The dead Mongols were still climbing the wall, adding more
Jiangshi
to the battle. Now the narrow confines of the stairs and the battlements reduced the ability of the soldiers to overcome the
Jiangshi
with sheer numbers. Liu joined the battle alongside Gang, the two masters leading the way, axes hooking arms and legs, hammer smashing them to the floor or crushing heads in a single blow. Blood covered step by slippery step to the top where the forces split, fighting their way through to meet up with other troops who had climbed other stairs. Every piece of ground regained came at a cost, soldiers injured, men killed. Martial skill was still vital to success, but it was a war of attrition.

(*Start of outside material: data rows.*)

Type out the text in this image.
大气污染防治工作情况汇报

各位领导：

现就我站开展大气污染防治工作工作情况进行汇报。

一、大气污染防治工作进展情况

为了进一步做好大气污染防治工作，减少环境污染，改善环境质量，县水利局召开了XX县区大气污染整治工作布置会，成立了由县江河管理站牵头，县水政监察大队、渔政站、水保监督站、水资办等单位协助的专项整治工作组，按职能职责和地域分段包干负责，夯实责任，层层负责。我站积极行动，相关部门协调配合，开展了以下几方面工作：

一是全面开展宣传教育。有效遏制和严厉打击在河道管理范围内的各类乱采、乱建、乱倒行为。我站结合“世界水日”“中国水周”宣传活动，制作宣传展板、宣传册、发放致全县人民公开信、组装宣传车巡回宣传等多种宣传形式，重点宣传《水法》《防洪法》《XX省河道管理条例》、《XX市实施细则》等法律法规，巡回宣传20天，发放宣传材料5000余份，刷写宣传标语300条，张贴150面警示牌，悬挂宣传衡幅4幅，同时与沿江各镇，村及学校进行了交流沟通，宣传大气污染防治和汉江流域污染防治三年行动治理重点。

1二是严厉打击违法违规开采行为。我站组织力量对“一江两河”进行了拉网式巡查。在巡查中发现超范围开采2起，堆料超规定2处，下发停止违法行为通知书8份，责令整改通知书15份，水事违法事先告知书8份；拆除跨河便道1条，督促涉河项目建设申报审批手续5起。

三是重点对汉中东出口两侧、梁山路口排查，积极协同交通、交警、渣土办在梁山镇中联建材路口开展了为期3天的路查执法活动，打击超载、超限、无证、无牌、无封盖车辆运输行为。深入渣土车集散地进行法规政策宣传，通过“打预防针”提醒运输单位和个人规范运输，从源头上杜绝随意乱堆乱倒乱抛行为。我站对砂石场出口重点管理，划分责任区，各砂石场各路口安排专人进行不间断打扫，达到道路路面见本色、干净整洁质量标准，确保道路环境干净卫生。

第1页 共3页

From the troops behind Haung a wail of despair rose, to be joined by one from the front. The Mongol
Jiangshi
were no longer fighting alone, new allies had entered the battle. The Empire soldiers, those killed on the wall in the initial assault began to rise. Their movements were slow and jerky at first, but as they struggled upright those movements became smoother and stronger.
Here, now, the empire soldiers were faced with friends, with men dressed in their uniform. People they had fought, slept, eaten and drunk alongside on the Wall and in the city. These troops wore the wounds of their deaths, great gashes in stomachs from which tubes and blood still poured, missing limbs, shards of bone sticking through flesh, red faces, hollow eye sockets. They were a new horror, made worse as soldiers were asked to hack apart, to decapitate, to set fire to creatures that wore the countenance and visage of their friends.
Haung’s sword deflected the arm of a
Jiangshi
, pushing it high and wide, and, on the return stroke, severed the hamstring of the dead warrior. It toppled forward, onto one knee, still trying to move forward. A twist of his wrist and Haung’s blade cut across the warrior’s throat, opening the neck to the bone. Blood, black in the torchlight, flowed in some vestigial reflex the
Jiangshi
raised a hand to the wound as Haung span the sword around in a flat arc, the quiet guiding his hand, and the sharp edge passed between two neck vertebrae, completing the decapitation.
Haung stepped forward and faced the next one, an empire soldier by the uniform. He looked up, into the face of his attacker, and was thankful the quiet numbed his feelings. Gongliang’s face stared back at him. All sign of emotion, of thought, of recognition, and of personality was absent from his friend’s eyes. The broken shards of bone, dark with blood, flesh and gristle hanging from each smashed rib, stuck through the man’s chest and uniform. The evidence of the blow that had taken his life.